Iraq finally has a prime minister-designate, Nouri Kamal al-Maliki, but what does that mean?
His is not a well-known face; his reputation is that of a religious Shiite hard-liner. An opponent of Saddam Hussein, he lived many years in exile in Iran and Syria but opposed the U.S. invasion of his country. So is his arrival good news that might lead to a U.S. troop drawdown?
Come read the tea leaves with me. First the good news. Then the reality check.
Yes, Maliki's emergence is good news, because four months of post-election paralysis and the resulting power vacuum had propelled Iraq to the verge of real civil war.
The Shiite political bloc that won the most seats in the December elections had chosen acting prime minister Ibrahim al-Jaafari to run the country for the next four years - by only one vote.
But al-Jaafari was a vague, incoherent leader who had alienated Kurds, Sunnis and many of his fellow Shiites by his failure to consult with politicians from other parties or run a functional government. Al-Jaafari could not get the necessary votes for ratification from Iraq's new assembly, so the political process was frozen.
Ministries had become personal fiefs of corrupt ministers. The Interior Ministry was a haven for Shiite militias who assassinated Sunnis. The radical cleric Muqtada al-Sadr became the power behind al-Jaafari.
And al-Jaafari was strongly backed by Iran, which pushed his candidacy furiously because Tehran felt he was malleable. Al-Jaafari's alienation of other factions created a weak government, which gave Iran more leverage over Iraq.
Al-Jaafari stepped down only when the foremost Shiite cleric, Ayatollah Ali al-Sistani, forcefully intervened. Al-Sistani demanded that Shiites pick a man who could unify Iraq - or else he would stop backing the Shiite bloc.
Al-Jaafari caved, but insisted the new choice must come from his own Dawa Party, a Shiite Islamist organization. Al-Maliki had been al-Jaafari's spokesman.
So is this man any different from his former boss? Can al-Maliki really unify the country? Maybe.
Sunnis feel al-Maliki isn't as close to the feared radical Shiite Muqtada al-Sadr. Nor is al-Maliki as close to Iran.

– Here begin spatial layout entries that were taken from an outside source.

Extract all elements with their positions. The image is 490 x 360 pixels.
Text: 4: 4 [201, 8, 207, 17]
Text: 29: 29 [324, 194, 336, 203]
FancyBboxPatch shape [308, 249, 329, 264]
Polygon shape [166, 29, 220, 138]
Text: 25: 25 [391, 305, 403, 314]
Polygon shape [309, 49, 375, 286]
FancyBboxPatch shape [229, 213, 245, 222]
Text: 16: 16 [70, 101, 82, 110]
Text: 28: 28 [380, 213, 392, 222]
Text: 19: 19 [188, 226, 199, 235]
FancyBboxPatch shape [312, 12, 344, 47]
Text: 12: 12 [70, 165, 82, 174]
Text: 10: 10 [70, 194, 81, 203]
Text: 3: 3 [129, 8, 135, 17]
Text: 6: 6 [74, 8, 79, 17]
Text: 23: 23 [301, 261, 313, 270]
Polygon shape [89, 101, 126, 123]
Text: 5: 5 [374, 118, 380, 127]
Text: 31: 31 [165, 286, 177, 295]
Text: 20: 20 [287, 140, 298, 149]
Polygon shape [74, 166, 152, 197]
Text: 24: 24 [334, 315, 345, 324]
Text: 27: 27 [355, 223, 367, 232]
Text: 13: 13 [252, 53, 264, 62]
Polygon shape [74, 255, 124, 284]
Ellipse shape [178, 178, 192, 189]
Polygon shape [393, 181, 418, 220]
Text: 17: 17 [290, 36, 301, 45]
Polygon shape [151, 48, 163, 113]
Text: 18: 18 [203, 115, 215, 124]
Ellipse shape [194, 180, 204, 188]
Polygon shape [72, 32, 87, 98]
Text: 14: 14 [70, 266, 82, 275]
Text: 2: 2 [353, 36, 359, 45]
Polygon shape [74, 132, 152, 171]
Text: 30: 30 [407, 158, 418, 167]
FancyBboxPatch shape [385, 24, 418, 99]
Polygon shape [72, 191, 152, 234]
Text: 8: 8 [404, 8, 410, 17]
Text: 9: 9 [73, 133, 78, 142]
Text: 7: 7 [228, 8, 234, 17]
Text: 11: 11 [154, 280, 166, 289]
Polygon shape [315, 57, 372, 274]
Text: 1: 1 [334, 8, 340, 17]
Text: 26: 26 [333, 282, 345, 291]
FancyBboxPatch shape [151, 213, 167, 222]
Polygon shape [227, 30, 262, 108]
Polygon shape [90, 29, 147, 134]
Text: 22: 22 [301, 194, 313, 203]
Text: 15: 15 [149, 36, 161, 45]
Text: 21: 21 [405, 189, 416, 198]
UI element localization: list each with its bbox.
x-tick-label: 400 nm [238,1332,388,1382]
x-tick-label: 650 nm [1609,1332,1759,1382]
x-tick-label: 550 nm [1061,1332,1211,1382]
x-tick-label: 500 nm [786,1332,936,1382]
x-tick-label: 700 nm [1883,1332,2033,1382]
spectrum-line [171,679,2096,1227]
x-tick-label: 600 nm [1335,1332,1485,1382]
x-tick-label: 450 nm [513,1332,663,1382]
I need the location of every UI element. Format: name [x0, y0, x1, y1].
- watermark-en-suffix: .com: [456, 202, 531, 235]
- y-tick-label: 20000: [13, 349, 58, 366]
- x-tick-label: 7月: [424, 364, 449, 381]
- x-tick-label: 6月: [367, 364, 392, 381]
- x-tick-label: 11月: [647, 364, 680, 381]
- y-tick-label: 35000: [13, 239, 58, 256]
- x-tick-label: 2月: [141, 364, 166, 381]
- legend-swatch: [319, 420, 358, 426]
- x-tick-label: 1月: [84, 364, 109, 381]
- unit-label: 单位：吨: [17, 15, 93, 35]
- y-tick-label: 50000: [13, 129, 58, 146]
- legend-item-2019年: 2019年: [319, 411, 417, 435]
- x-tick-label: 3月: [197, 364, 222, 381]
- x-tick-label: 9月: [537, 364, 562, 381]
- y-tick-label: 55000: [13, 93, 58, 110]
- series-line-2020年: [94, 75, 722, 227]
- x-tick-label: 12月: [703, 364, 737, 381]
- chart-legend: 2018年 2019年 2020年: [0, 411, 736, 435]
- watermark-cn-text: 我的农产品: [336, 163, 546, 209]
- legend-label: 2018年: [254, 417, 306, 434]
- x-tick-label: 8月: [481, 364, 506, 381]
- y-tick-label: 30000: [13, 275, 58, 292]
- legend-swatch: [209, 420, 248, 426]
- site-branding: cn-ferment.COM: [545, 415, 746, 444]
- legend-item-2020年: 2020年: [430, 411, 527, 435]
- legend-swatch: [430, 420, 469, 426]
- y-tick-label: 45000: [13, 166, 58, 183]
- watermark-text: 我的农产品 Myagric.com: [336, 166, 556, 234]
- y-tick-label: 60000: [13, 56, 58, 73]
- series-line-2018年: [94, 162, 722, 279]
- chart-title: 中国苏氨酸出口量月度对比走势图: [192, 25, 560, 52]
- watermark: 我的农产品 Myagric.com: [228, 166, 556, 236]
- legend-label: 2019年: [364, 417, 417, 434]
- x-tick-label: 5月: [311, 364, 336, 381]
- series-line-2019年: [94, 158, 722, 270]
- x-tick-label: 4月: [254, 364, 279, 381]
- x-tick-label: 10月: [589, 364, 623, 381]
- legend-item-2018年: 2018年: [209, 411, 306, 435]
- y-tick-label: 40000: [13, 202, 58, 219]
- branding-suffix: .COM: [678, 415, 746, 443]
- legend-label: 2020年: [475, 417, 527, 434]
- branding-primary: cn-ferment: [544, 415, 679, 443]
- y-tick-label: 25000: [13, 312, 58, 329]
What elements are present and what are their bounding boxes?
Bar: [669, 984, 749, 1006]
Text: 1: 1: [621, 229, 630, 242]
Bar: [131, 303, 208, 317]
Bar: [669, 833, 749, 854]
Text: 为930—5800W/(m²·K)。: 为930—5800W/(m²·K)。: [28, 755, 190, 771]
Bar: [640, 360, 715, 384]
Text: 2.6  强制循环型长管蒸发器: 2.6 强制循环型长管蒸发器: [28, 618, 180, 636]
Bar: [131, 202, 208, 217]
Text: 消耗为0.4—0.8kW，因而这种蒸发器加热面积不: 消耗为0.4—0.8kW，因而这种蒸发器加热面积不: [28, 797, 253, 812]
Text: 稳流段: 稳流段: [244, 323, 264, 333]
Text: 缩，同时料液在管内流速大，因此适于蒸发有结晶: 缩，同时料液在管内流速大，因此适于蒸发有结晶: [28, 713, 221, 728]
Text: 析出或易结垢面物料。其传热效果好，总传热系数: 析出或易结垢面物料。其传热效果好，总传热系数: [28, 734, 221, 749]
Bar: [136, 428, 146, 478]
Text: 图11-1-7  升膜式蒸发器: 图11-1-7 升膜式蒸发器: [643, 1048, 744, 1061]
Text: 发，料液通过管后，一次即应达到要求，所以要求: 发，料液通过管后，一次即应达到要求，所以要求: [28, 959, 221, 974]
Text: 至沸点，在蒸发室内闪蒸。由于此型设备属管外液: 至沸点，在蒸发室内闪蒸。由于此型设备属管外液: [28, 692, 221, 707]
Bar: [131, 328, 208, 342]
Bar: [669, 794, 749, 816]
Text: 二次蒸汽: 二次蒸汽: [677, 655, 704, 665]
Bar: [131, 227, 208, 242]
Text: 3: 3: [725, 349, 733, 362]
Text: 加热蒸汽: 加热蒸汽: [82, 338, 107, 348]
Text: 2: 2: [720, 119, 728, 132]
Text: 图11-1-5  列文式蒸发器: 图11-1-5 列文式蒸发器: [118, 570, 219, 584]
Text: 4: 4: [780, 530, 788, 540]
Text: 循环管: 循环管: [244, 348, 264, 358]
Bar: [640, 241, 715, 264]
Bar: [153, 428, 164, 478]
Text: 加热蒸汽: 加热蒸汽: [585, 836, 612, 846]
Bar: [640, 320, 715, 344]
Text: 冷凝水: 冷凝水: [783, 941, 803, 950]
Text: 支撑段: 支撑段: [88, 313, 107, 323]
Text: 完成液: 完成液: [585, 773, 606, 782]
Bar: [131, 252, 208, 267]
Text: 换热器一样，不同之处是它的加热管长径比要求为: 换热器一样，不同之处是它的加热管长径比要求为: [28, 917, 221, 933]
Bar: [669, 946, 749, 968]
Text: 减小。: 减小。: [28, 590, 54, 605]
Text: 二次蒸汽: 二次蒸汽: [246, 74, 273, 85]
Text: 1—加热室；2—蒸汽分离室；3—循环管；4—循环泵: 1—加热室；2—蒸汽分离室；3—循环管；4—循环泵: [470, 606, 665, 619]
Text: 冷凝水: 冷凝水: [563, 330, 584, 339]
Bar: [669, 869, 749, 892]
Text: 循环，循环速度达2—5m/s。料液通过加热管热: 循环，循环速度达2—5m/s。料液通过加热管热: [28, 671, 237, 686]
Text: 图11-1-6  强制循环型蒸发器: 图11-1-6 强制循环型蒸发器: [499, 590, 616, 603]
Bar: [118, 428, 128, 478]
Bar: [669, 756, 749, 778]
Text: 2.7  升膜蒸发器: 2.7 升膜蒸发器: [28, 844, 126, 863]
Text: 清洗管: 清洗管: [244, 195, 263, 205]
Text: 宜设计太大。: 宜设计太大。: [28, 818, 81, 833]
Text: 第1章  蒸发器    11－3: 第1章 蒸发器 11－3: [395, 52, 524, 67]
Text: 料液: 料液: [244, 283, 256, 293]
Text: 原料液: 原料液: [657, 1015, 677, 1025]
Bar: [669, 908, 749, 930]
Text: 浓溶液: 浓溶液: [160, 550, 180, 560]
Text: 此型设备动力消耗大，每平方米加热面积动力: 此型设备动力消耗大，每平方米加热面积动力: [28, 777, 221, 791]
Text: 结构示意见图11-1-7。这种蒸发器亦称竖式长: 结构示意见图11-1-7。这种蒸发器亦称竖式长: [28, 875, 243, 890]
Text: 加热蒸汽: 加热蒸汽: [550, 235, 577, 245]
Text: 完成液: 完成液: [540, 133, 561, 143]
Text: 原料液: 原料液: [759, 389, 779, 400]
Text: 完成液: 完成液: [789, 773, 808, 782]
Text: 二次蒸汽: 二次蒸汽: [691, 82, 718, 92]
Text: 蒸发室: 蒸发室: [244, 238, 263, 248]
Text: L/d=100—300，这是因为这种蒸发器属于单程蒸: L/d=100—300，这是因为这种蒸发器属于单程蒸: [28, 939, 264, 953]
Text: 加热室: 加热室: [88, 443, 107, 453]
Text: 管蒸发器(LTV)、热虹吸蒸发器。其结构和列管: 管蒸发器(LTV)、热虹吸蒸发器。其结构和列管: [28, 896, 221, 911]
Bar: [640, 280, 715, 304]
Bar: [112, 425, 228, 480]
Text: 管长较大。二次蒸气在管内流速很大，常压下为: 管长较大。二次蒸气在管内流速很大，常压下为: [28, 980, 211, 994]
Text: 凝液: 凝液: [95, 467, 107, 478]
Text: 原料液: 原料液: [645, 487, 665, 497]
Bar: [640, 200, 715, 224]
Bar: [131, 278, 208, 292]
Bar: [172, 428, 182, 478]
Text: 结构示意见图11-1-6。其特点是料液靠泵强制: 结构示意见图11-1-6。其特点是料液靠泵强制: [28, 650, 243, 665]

Moreover, al-Maliki has a very different personality than al-Jaafari, I've been repeatedly told by Iraqis. Over the past few weeks, he took part in negotiations with Sunnis and Kurds over preliminary programs meant to underpin a unity government. Al-Maliki, they say, is forthright and speaks his mind (unlike al-Jaafari). Even if his views don't accord with those of Kurds or Sunnis, they feel they can negotiate with him.
That's the good news. It holds out the prospect that, for the first time, a national unity government can be formed that includes a major bloc of moderate Sunnis.
Whether such a government can quell insurgent violence, or prevent sectarian conflict from worsening, is another question altogether.
My guess is that the violence will worsen, at least in the beginning. Hard-core Sunni insurgents, especially Abu Musab al-Zarqawi with his links to al-Qaida, will try to promote civil war and chaos. They will continue to blow up Shiite civilian targets and to assassinate Sunnis who enter the political arena. A sister and brother of the new Sunni vice president, Tariq al-Hashimi, already have been assassinated.
Sunni insurgents will be hoping that Shiite militias will continue to torture and execute Sunni civilians, thus heightening the tension. Al-Zarqawi and the Baathists are trying to create so much chaos that Iraqis will yearn for a return to Sunni rule.
Al-Maliki's challenge will be to show ordinary Sunnis that they have more to gain from the political process than from tolerating the insurgents. That will require him to push for a legal formula that gives Sunnis a fair share of future Iraqi oil profits - an issue left vague in the new constitution.
It will also require him to restrain Shiite militias from revenge killings against Sunni civilians (I think there is no hope of disbanding the militias at present). In turn, al-Maliki will have to permit Sunnis to form national guard units in their own areas, to protect their people.
In the current climate of violence, sectarian groups will trust only their own kind to defend them. To hold Iraq together, al-Maliki will have to accept a degree of de facto sectarian separation.
Neither U.S. forces nor the new Iraqi army can prevent civil war, nor stop it once it breaks out in full fervor. The herculean task of preventing such a disaster will fall on Iraqi clerics and politicians - especially the untested al-Maliki. How he performs will determine how fast Americans can leave.